First of all, your include is all right, so, leave it alone.
While to get an error from mysqli, follow these instructions:
Instead of adding "or die" randomly, you need more robust and helpful error reporting solution.
If you are using mysqli_query() all over the application code without encapsulating it into some helper class, trigger_error() is a good way to raise a PHP error, as it will tell you also the file and the line number where error occurred
$res = mysqli_query($mysqli,$query) or trigger_error(mysqli_error($mysqli)."[$query]");
in all your scripts
and since then you will be notified of the reason, why the object weren't created.
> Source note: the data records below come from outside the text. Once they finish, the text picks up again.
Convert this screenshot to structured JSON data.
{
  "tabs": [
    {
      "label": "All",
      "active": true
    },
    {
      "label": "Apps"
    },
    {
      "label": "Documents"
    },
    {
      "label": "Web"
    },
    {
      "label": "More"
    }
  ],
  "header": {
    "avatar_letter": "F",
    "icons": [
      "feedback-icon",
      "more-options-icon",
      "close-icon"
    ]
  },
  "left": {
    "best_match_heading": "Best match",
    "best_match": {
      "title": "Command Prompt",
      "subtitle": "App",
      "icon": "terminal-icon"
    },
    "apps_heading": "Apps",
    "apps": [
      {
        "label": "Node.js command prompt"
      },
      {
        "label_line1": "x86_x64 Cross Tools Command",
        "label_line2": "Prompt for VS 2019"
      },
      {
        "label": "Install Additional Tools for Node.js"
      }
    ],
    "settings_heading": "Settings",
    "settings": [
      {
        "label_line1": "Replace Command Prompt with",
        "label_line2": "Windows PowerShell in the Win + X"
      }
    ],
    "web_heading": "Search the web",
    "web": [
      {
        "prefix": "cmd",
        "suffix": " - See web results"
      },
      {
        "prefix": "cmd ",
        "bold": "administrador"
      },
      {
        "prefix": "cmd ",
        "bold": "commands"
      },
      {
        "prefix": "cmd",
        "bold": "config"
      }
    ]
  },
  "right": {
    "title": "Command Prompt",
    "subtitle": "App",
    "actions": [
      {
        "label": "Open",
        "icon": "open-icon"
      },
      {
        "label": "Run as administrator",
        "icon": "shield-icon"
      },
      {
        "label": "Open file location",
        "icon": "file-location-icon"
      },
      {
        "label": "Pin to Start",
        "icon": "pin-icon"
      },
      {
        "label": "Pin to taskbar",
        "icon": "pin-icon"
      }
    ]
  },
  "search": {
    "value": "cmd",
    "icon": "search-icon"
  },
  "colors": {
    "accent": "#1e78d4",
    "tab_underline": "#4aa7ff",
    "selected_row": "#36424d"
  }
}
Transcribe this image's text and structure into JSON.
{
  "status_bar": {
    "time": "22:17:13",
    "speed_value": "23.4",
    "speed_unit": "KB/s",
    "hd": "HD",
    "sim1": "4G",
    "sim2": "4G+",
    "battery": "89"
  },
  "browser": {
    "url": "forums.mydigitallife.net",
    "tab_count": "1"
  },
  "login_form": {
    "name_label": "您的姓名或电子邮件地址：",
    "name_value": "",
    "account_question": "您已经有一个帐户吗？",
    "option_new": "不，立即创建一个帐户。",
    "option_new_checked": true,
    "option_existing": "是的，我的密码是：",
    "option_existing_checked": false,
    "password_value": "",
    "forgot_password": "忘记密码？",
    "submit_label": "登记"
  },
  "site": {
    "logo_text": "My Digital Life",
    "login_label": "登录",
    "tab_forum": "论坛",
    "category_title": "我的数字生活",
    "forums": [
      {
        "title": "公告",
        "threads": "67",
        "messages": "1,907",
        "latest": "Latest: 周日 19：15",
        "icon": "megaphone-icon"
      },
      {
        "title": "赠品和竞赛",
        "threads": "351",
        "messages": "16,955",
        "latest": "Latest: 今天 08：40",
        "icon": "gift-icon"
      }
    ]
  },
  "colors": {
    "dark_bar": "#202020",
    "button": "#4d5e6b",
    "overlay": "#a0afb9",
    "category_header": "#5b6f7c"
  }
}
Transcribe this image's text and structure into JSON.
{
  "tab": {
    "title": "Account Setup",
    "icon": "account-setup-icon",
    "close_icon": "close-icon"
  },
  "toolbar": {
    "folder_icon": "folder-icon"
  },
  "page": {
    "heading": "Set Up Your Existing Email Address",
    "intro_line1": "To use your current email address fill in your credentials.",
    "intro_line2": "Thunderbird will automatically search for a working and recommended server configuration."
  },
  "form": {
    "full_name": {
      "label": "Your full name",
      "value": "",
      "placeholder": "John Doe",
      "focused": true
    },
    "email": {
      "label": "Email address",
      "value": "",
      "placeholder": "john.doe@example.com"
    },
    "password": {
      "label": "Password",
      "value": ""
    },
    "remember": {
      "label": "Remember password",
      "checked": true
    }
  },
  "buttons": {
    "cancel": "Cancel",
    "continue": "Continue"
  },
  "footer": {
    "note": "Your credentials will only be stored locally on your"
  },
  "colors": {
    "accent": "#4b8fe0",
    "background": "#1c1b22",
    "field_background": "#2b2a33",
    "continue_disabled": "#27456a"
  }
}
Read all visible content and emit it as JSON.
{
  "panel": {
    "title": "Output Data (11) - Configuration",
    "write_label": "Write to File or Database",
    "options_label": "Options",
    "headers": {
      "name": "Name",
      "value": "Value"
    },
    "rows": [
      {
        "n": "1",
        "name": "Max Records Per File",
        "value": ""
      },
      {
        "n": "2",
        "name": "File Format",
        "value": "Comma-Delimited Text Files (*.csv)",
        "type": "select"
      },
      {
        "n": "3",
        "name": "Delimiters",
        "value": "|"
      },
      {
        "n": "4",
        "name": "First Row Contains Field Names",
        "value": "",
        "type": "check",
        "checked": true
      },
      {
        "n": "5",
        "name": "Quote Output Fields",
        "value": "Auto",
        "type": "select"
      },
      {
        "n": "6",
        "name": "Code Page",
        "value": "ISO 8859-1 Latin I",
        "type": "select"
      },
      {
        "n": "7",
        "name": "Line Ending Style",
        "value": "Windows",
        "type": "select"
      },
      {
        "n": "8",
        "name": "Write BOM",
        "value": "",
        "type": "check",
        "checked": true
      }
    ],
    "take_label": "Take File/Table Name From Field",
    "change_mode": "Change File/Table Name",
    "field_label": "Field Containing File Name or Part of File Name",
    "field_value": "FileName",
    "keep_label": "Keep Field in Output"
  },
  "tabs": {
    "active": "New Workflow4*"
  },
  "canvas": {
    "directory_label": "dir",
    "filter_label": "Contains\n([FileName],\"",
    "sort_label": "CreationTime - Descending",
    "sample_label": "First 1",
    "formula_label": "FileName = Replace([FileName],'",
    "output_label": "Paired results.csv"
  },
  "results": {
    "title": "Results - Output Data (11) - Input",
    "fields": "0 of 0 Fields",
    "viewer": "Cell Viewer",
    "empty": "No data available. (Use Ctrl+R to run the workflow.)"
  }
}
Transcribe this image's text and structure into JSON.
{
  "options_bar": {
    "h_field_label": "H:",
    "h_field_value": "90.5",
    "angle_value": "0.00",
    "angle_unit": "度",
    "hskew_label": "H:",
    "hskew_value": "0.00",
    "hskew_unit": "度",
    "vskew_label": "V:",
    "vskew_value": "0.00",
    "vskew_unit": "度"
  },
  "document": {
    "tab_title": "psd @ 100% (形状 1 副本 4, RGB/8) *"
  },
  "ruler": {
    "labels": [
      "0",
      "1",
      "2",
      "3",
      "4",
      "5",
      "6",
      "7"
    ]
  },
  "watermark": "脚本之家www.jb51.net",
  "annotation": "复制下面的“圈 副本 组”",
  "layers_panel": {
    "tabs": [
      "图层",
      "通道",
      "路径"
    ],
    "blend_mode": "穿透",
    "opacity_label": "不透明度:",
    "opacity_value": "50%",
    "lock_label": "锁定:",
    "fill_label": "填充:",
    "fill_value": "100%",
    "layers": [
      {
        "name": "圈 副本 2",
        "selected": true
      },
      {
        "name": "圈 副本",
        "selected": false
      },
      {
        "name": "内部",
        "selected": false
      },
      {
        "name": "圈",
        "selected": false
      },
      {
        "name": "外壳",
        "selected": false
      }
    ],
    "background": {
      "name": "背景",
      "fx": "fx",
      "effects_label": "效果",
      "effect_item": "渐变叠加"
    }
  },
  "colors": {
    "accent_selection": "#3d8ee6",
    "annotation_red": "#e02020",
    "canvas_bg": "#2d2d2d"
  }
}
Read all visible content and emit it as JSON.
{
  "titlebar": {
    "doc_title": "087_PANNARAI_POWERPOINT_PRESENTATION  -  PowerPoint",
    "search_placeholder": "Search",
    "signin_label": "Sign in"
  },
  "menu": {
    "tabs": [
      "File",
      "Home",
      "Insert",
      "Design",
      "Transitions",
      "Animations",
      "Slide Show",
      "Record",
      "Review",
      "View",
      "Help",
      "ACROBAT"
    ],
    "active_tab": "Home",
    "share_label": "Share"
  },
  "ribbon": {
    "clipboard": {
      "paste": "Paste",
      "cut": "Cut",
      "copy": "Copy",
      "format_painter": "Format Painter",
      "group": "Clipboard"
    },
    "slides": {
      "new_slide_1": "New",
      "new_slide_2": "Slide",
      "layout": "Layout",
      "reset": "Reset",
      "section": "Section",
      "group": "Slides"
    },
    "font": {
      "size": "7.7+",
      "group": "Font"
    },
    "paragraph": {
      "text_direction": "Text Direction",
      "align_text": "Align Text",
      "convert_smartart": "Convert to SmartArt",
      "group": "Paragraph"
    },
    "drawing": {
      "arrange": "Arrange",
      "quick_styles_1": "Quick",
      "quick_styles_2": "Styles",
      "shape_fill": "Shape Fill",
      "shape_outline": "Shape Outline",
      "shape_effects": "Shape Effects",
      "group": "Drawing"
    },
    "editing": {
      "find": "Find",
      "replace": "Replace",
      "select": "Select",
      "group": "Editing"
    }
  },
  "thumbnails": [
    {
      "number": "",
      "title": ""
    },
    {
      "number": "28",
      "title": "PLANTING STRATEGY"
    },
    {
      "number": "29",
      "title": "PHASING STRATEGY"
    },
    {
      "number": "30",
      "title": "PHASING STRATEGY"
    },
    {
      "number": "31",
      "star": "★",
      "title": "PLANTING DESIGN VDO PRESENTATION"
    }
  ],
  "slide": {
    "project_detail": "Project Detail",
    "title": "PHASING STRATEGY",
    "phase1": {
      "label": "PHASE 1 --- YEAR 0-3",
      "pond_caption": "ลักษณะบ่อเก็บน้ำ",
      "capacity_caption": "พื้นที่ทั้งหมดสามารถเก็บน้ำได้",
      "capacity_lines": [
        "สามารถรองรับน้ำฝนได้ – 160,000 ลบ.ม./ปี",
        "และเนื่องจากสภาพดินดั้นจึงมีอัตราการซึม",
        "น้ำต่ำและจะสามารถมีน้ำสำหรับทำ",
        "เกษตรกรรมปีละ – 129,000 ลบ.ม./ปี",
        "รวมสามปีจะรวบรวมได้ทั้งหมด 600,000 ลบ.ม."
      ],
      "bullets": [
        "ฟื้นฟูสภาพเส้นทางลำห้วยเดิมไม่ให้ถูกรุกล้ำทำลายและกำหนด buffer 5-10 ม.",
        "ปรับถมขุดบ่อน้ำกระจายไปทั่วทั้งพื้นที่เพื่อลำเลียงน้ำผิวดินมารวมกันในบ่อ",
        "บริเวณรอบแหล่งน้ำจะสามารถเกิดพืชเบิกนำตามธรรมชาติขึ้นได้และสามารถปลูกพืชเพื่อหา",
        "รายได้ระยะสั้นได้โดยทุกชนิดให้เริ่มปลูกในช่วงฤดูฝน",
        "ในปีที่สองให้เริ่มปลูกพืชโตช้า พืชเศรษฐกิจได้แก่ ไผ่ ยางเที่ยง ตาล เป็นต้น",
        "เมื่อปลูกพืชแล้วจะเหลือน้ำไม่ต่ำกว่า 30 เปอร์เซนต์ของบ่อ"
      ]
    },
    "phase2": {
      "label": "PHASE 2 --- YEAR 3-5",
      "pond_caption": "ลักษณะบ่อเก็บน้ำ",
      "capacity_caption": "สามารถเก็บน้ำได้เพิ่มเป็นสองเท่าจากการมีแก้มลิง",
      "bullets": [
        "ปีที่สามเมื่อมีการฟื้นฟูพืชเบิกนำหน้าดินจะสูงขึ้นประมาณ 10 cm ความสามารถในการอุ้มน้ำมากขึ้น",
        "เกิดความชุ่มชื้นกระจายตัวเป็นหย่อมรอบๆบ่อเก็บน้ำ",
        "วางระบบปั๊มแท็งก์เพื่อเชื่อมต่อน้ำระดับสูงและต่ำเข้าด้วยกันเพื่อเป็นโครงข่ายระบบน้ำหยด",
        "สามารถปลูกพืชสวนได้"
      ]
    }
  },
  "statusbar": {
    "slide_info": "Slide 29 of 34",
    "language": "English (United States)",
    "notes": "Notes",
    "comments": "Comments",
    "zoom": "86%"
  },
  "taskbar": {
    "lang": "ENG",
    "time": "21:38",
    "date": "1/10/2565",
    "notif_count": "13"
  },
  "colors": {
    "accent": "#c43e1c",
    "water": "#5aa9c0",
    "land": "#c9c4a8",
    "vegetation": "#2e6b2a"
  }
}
(If you're curious of this or syntax, I've explained it here - it also explains why you have (1) in the error message)
However, if you're encapsulating your query into some class, file and line from trigger error will be quite useless as they will point to the call itself, not the application code that caused certain problem. So, when running mysqli commands encapsulated, another way have to be used:
$result = $mysqli->query($sql);
if (!$result) {
throw new Exception($mysqli->error." [$query]");
}
as Exception will provide you with a stack trace, which will lead you the the place from which an erroneous query were called.
Note that you have to be able to see PHP errors in general. On a live site you have to peek into error logs, so, settings have to be
error_reporting(E_ALL);
ini_set('display_errors',0);
ini_set('log_errors',1);
while on a local development server it's all right to make errors on screen:
error_reporting(E_ALL);
ini_set('display_errors',1);
and of course you should never ever use error suppression operator (#) in front of your statements.